Morocco Henna Tattoo Traditionsby Hassan El Amrani on 10/04/16
Henna is a flowering shrub, native to the Mediterranean regions. For thousands of years, its leaves have been dried, ground, and formed into pastes and then used to dye skin, hair, and fingernails, as well as fabrics like wool, silk, or leather. It's fairly certain that henna was developed in northern Africa and later introduced to Asia and India. In Morocco, the use of henna is traced back to the Berber culture.
Henna is not simply an adornment or alternative to permanent tattoos. In Moroccan tradition, henna worn on the body provides good luck and joy, as well as protection from illness or from the evil eye. It was and is often used in many celebration rituals including marriage, circumcision, and the Eid-al-Adha, for example.

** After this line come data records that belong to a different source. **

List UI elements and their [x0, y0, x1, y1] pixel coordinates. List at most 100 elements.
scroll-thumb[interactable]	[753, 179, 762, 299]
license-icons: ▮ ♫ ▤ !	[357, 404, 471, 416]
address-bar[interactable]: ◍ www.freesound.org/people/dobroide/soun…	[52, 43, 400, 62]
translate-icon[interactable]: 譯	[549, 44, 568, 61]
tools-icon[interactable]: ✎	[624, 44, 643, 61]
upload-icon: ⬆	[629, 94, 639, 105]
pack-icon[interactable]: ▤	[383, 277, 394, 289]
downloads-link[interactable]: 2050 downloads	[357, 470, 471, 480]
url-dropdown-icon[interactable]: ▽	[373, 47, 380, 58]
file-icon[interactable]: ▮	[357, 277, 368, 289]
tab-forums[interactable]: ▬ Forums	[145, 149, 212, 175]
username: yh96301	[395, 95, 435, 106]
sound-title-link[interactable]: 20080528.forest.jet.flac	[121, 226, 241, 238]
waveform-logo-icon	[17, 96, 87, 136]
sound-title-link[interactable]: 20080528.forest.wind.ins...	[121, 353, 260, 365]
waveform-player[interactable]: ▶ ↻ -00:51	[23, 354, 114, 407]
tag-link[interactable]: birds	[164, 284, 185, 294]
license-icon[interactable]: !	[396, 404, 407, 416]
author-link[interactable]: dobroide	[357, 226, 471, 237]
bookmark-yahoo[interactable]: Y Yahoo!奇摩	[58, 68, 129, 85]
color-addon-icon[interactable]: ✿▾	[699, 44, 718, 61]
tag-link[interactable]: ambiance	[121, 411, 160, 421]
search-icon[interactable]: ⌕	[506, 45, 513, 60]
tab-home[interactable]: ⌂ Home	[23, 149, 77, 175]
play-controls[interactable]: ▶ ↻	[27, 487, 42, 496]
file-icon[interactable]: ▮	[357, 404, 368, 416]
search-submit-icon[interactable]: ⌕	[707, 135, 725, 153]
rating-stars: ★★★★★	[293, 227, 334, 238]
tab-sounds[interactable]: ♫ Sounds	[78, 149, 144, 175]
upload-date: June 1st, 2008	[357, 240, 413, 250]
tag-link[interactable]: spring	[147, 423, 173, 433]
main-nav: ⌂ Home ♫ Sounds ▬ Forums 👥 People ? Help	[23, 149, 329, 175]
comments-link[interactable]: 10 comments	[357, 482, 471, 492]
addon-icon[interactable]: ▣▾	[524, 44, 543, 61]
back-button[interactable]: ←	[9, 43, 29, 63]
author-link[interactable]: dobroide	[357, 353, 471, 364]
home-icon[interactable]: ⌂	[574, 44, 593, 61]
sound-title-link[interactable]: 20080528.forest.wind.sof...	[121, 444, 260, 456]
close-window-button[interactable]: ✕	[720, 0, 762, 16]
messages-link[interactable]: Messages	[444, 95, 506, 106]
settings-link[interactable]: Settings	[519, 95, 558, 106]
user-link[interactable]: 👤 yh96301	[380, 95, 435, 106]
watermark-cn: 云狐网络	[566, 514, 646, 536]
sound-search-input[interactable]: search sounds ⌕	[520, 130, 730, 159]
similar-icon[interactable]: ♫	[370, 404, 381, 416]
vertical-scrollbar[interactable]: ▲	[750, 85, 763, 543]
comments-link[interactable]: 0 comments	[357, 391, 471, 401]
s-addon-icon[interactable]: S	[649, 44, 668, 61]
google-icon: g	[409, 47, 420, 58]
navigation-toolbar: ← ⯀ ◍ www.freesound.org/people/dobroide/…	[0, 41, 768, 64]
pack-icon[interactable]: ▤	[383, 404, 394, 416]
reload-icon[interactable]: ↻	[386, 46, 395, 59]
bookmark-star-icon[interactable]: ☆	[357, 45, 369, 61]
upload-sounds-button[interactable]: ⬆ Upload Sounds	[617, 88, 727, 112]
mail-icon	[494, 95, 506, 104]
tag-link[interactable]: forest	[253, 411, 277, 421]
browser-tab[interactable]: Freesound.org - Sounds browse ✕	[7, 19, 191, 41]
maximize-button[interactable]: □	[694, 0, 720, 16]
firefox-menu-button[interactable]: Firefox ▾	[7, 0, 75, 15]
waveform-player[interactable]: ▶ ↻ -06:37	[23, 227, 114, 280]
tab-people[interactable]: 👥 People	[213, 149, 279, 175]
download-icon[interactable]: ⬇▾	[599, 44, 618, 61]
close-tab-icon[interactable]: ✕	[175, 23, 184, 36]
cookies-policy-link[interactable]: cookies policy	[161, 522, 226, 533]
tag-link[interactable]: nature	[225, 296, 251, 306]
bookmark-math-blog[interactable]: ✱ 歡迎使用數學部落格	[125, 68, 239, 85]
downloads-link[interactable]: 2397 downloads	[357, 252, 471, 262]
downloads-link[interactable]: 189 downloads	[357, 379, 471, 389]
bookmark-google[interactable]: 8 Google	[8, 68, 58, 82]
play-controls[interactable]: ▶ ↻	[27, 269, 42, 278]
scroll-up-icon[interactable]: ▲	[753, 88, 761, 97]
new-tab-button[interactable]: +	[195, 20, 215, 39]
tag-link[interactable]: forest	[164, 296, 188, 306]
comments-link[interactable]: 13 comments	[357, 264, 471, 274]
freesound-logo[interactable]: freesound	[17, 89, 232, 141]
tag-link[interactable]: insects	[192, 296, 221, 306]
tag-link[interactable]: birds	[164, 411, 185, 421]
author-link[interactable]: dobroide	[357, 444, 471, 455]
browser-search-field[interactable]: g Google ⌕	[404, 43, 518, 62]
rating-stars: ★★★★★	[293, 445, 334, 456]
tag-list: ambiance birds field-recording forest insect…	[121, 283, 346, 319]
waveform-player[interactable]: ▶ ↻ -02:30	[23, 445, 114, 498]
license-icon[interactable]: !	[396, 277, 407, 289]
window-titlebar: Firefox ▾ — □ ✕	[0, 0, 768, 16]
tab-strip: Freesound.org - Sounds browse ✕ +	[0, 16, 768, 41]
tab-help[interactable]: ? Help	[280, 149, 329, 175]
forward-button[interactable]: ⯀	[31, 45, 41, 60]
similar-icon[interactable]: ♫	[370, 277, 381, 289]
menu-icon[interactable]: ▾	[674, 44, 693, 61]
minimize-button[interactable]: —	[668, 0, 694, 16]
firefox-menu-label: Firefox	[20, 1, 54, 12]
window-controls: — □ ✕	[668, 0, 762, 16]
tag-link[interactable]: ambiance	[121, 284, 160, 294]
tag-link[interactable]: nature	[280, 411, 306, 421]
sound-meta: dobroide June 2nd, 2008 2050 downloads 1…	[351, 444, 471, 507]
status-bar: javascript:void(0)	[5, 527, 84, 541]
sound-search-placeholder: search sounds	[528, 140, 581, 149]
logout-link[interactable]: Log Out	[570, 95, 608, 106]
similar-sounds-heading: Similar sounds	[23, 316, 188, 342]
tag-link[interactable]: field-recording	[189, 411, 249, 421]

Henna designs range from simple floral or geometrical patterns on a single body part, to much more intricate and elaborate patterns that extend from the extremities down the limbs. Based on the region of Morocco, designs vary as well. In the north, it is common for henna to be elaborate patterns of intertwining leaves, for example. In the south, henna is often layered over the fingertips, and on the entire palm of the hand or soles of the feet.
Many tourists enjoy experiencing a henna tattoo as part of their culture immersion. Your guide can assist in identifying a local person who specializes in this art. Tourists are encouraged to avoid "black henna" (which is not necessarily derived from the henna plant) because the dye may cause skin irritation and can contain harmful additives. Always opt for traditional henna, in which the paste is made simply from the ground leaves mixed with water, tea, or lemon juice (and sometimes sugar). Henna tattoos can last from days to a couple of weeks, depending on the skin type, duration of time the paste is left on the skin, and potency of the henna leaves (which can vary by the season).